RAILWAYS in Russia are recovering from the shock of a sudden transition to a market economy (p633). Significant progress is being made with a massive backlog of repairs and rehabilitation, but the demand is huge and is unlikely to be satisfied in the near future.
According to a report from Finmarket prepared for Transmash Holding, the market for production, upgrading and repair of rolling stock alone is set to double over the next five years to reach a value of US$5·4bn compared with US$2·6bn in 2004.
The report estimates that over the next five years Russian Railways and the newly-established private operators will need to obtain 5100 electric locomotives, 4100 main line diesel locos and 3900 shunters. Around 6700 loco-hauled passenger coaches will be required, together with 5000 EMU and 1500 DMU cars. No fewer than 230000 freight wagons will be needed.
During 2004 production of railway equipment increased by nearly 23%, with US$1·3bn spent on wagons, US$732m on passenger stock, US$180m on urban rail products and US$380m on locomotives. With new designs of main line locomotive available (RG 9.05 p537), the 2005 spend is forecast to grow by 75%.

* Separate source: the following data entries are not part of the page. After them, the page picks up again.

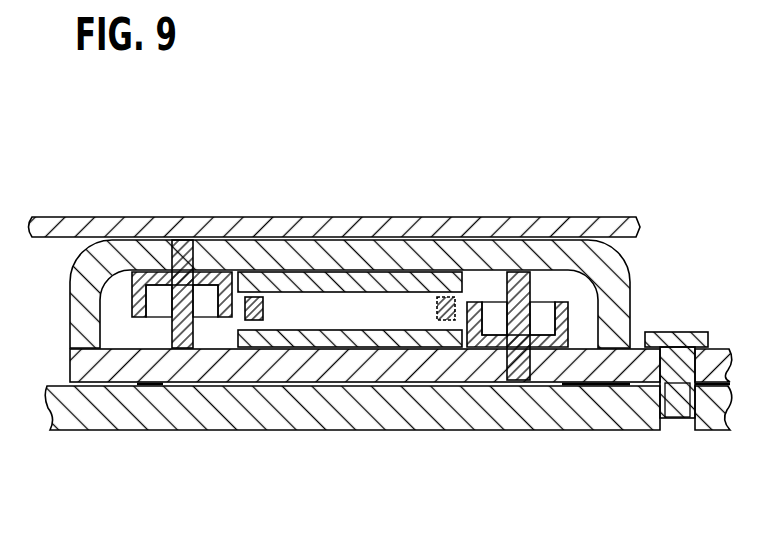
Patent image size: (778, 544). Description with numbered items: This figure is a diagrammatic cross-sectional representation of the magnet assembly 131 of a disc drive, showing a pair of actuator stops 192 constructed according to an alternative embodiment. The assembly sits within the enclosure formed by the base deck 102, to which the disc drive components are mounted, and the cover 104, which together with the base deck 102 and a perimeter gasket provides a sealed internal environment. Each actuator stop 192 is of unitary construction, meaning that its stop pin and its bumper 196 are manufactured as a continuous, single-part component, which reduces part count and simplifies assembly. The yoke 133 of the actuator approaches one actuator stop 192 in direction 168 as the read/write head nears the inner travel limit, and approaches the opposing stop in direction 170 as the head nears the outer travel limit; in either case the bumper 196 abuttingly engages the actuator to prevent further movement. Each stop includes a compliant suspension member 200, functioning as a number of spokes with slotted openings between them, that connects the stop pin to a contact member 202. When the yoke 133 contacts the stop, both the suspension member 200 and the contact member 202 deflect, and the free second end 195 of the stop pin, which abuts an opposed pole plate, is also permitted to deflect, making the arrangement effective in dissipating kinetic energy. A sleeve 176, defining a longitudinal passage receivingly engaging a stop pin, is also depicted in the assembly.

The base deck 102 is at (168, 433).
The cover 104 is at (132, 217).
The magnet assembly 131 is at (389, 192).
The yoke 133 is at (267, 272).
The direction 168 is at (332, 306).
The direction 170 is at (420, 306).
The sleeve 176 is at (568, 328).
The actuator stop 192 is at (553, 280).
The second end of the stop pin 195 is at (515, 272).
The bumper 196 is at (132, 294).
The suspension member 200 is at (114, 291).
The contact member 202 is at (568, 303).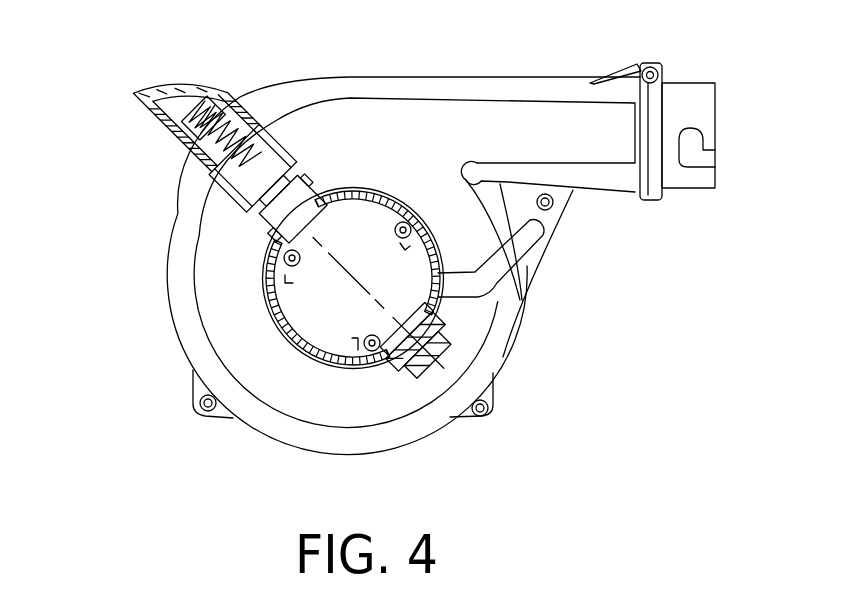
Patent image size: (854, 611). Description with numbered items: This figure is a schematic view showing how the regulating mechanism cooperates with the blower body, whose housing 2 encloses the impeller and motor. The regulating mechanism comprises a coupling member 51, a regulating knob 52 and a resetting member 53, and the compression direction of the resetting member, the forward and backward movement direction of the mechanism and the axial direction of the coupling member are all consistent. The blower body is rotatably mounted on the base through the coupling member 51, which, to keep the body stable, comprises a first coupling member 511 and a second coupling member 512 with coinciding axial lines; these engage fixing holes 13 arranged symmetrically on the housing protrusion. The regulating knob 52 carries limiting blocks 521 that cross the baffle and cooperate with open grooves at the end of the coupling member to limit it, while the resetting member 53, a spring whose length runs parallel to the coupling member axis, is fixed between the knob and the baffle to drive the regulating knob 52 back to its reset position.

The housing 2 is at (245, 328).
The fixing holes 13 is at (437, 316).
The coupling member 51 is at (335, 206).
The first coupling member 511 is at (293, 210).
The second coupling member 512 is at (417, 343).
The regulating knob 52 is at (197, 110).
The limiting blocks 521 is at (256, 171).
The resetting member 53 is at (228, 137).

The report suggests that domestic suppliers will dominate the market, with Ukrainian builders having a share of the wagon sector. Prominent among these is Transmash Holding, a group established in 2002 which includes Tver Carriage Works, Novercherkassk Electric Locomotive Plant, Bryansk Engineering Plant, Demikhovsky Engineering Plant, Oktyabrsky Electric Railway Car Plant and Penzadieselmash. The group has signed strategic long-term agreements with Russian Railways to supply more than US$6·5bn worth of products by 2010 and it is investing heavily in modernising its factories and in research and development.
In recent months Russian Railways has signed a number of important financial agreements, and syndication of a US$600m credit from a consortium of European banks is due to be completed this month. RZD Senior Vice-President Fedor Andreev confirmed on September 14 that two tranches of US$300m, for three and five years, would be agreed in the second half of October by Barclays Capital, Dresdener Kleinwort Wasserstein, HSBC Holdings and Raffeisen Zentralbank Österreich AG. The credit agreements will help to support RZD’s 2006 investment budget, which was agreed by the board on August 18.
Apparently absent from this package, however, is the €1·5bn of foreign loans that RZD envisaged would help fund its planned purchase of 60 high speed trains. RZD had signed an agreement earlier this year with Siemens under which the company would develop a broad gauge version of its Velaro design derived from the German ICE3. Siemens said on September 21 that it was still working on the development contract and that it remained ’very positive’ about signing a delivery contract - despite comments by RZD President Vladimir Yakunin on September 12 suggesting that the project had been deferred.